What’s called a rule of origin, which has to do with how much of the content of a good has to be made in North America – that was improved for automobiles and some other sectors. Under the original NAFTA, 62 percent had to be North American and the rest could have come 38 percent from another part of the world and now it’s 75 percent North American. So that’s an improvement.
There were some other improvements like that, but the thing that was really extremely hopeful, but only half baked – so that would be a step in the right direction, but not worth anything yet. It’s a part of the renegotiation, a new annex on labor rights and that new annex requires Mexico to reform its labor laws to get rid of what are called protection contracts. Those are contracts that fake – really companies, but they call themselves unions – sign with the company typically before the first worker is hired. Mexico’s constitution says most workplaces have to have a union. So these fake unions go and sign a deal with the boss that protects the boss, locks in low wages. The workers never vote on it. They don’t even know they have these contracts and then when the workers finally go on strike, they are all fired or arrested because they have violated this contract they never signed. And that’s one of the main tools for keeping wages low in Mexico.
So this annex that was in the deal signed in 2018 said that all 400,000 of those fake contracts had to be replaced within four years. The problem was the enforcement was totally lacking. So if it’s just on paper, you don’t have anything. And the environmental rules were basically like the TPP (Trans Pacific Partnership Agreement) not worth anything. So there was part that was worse, part that was better and part that was half-baked. And then since a year, the Democrats, especially once it took the majority had been saying, “Hey, we’ve got to stop NAFTA’s damage.” So we probably wouldn’t be making a deal that looks anything like this deal if we were starting from a blank slate. There are other things in there that are problematic, but the question became, is there enough fix that can be achieved to stop some of NAFTA’s damage. And that’s what the whole last year of fighting has been about.

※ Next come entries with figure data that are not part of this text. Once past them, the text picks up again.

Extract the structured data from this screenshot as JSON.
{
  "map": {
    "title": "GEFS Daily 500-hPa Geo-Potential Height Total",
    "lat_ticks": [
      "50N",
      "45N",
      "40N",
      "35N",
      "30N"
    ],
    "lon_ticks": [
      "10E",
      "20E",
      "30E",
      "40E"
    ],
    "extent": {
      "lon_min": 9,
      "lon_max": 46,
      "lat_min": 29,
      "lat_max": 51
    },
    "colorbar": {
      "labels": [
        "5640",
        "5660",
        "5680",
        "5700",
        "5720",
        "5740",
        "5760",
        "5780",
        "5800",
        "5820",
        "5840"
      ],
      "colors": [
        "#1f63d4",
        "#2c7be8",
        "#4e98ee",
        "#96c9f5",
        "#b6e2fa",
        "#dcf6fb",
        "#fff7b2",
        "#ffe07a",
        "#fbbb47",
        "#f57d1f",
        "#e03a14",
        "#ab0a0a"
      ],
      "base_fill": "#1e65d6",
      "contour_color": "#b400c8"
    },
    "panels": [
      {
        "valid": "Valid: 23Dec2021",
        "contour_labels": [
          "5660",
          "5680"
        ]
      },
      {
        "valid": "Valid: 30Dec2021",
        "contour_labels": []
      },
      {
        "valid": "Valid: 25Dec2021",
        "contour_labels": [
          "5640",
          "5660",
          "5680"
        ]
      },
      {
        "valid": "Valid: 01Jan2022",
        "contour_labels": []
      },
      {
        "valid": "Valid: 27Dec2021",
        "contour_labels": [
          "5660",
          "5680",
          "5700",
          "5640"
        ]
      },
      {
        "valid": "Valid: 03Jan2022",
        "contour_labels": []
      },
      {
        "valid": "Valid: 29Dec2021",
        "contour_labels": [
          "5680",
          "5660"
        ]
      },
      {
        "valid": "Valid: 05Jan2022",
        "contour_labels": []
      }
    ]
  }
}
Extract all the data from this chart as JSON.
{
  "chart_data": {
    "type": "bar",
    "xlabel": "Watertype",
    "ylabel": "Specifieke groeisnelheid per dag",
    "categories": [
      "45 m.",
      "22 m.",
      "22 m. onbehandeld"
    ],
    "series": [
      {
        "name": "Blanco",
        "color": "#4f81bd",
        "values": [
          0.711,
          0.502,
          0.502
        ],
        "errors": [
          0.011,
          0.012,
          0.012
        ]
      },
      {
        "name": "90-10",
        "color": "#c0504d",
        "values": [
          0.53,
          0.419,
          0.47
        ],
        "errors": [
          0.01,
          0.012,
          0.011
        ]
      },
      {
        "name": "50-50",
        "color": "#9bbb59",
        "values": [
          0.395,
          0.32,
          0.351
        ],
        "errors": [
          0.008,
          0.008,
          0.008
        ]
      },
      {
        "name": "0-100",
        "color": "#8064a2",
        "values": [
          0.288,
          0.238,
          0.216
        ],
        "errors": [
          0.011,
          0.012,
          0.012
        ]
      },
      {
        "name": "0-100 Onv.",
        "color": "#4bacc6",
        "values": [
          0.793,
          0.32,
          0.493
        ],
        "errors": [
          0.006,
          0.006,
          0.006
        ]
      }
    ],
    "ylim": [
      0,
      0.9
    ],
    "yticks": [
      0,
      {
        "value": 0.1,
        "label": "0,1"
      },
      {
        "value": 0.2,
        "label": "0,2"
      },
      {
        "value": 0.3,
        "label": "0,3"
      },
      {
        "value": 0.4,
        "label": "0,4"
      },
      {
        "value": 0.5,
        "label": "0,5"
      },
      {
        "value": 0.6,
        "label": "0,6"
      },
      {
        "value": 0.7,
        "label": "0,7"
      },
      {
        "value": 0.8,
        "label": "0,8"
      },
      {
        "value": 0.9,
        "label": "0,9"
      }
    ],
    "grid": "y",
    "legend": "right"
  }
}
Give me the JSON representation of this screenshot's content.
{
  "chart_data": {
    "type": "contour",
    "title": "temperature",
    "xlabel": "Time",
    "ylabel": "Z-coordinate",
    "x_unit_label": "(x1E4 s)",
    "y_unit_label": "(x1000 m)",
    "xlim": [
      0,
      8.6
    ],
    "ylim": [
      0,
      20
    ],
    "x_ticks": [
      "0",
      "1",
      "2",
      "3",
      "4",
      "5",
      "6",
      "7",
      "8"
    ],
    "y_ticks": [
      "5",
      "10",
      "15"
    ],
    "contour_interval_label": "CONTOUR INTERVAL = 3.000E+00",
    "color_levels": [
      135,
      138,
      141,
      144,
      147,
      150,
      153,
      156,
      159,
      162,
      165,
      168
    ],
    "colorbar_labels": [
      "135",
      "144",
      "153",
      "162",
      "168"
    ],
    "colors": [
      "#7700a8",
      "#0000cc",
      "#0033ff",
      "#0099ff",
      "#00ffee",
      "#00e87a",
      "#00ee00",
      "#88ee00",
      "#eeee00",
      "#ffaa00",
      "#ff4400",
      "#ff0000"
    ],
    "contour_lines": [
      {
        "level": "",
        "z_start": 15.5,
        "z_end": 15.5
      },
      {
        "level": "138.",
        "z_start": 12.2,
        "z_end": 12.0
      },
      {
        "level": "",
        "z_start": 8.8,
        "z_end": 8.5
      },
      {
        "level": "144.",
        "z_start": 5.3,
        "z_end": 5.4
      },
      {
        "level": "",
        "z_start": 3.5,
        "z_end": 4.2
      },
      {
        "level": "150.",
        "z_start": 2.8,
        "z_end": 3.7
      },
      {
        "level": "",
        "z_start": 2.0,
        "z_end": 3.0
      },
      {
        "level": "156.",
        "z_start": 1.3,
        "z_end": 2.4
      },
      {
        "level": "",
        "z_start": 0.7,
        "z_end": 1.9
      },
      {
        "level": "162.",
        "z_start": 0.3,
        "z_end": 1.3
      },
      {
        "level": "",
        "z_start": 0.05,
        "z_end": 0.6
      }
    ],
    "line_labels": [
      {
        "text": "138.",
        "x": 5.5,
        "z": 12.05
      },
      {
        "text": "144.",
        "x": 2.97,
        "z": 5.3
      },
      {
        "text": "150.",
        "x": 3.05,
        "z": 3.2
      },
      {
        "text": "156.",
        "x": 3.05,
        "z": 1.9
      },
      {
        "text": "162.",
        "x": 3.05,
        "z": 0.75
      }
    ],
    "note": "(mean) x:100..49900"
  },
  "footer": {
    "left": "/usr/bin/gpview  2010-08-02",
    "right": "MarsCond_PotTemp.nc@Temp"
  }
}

BETWEEN THE LINES: Donald Trump has proposed this new revised NAFTA 2.0 which is the USMCA at the same time that the Democratic House is impeaching him for crimes against the Constitution. What’s your sense of where things should go?
LORI WALLACH: My sense of it all along has been that NAFTA’s ongoing damage is so severe to people and the planet that if we can fix some of NAFTA’s ongoing damage, if we can make real policy changes on that old agreement, that could actually make people’s lives better, then as much as we may despise Donald Trump, and as much as he may deserve to be impeached, you still have to ethically, morally try and harvest those policy improvements that would improve people’s live.